There is enough material to extend these reflections throughout the screenplay,
and the structure is coyly framed to have elements in juxtaposition. The
younger son follows his grandfather’s advice and efficiently defends the girl
from a gang of skateboarders while the older boy’s apartment is being raided
and the grandfather is giving his late brother a Viking funeral on the lake,
helped by the father. The two boys share a room after bail is posted, and
compare notes.
This is all very
funny, looked at in this way, and that is the whole point, to make humorous
sense out of a mishmash or snafu. The game is played by all the rules, even the
costive pianist straining for emotional effect is on the soundtrack, but the
actors are not tortured by the screenplay, on the contrary.

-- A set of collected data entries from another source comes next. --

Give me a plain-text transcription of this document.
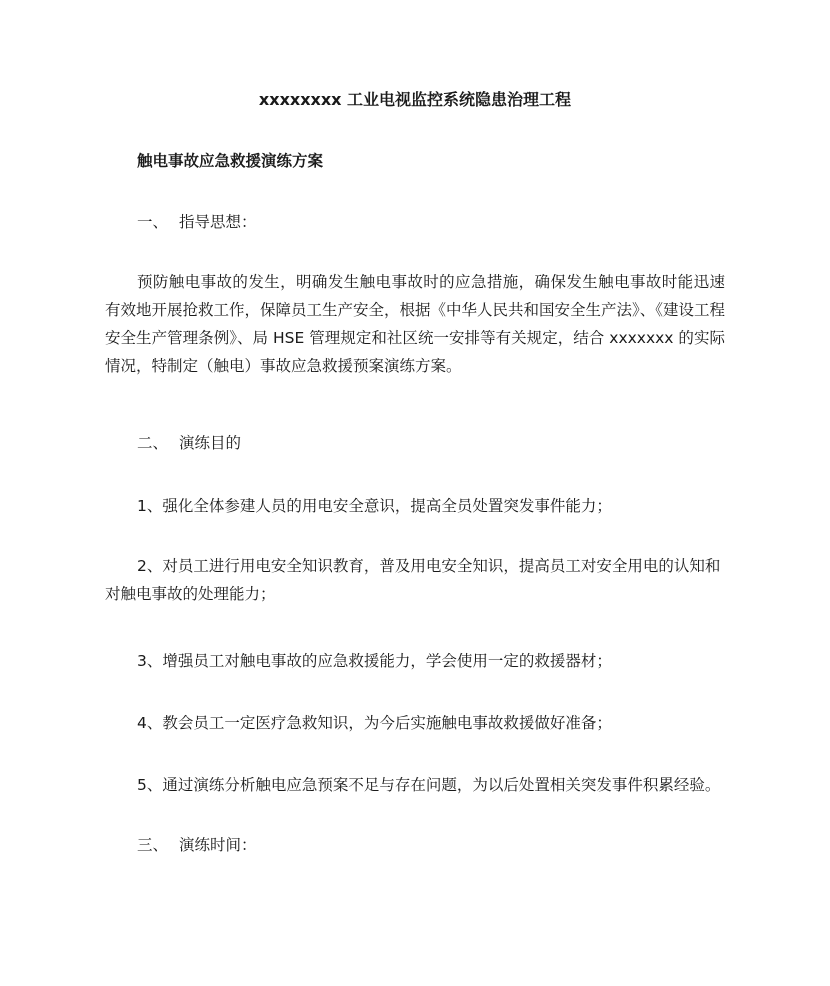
xxxxxxxx 工业电视监控系统隐患治理工程
触电事故应急救援演练方案
一、 指导思想：
预防触电事故的发生，明确发生触电事故时的应急措施，确保发生触电事故时能迅速有效地开展抢救工作，保障员工生产安全，根据《中华人民共和国安全生产法》、《建设工程安全生产管理条例》、局 HSE 管理规定和社区统一安排等有关规定，结合 xxxxxxx 的实际情况，特制定（触电）事故应急救援预案演练方案。
二、 演练目的
1、强化全体参建人员的用电安全意识，提高全员处置突发事件能力；
2、对员工进行用电安全知识教育，普及用电安全知识，提高员工对安全用电的认知和对触电事故的处理能力；
3、增强员工对触电事故的应急救援能力，学会使用一定的救援器材；
4、教会员工一定医疗急救知识，为今后实施触电事故救援做好准备；
5、通过演练分析触电应急预案不足与存在问题，为以后处置相关突发事件积累经验。
三、 演练时间：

Bernadette Peters
deals up the Jewish wife to perfection, Michael Douglas has a good time with
the father, the juveniles do very well, Diana Douglas is a real pro, and Kirk
Douglas is mighty.
Schepisi does not
exceed the boundaries of the form, because that is the game being played. What
he does is to express the truth of the representation in beautiful
cinematography that has nothing of the gratuitous about it, and he works his
scenes (notably the Seder around the dining room table) exactly as required
individually, always relaxing into a camera view when the work is done.
This is a
stylistic constraint, in a way, as you can see at the dance where the camera
might have left the shot/reverse shot of boy and Goth to follow that girl in
the background stepping innocently from heel to heel and swinging her hips, and
filmed Milos Forman’s The Fireman’s Ball instead. Consciously the
artifice is maintained even against a New York street at night for the fight
scene, the point being revealed in the last scene. Father in the doghouse and
grandfather spending the night after the jail scene are on two sofas set at an
angle, ready to sleep. As they converse, city traffic streams by in the
distance, seen through a window in the background.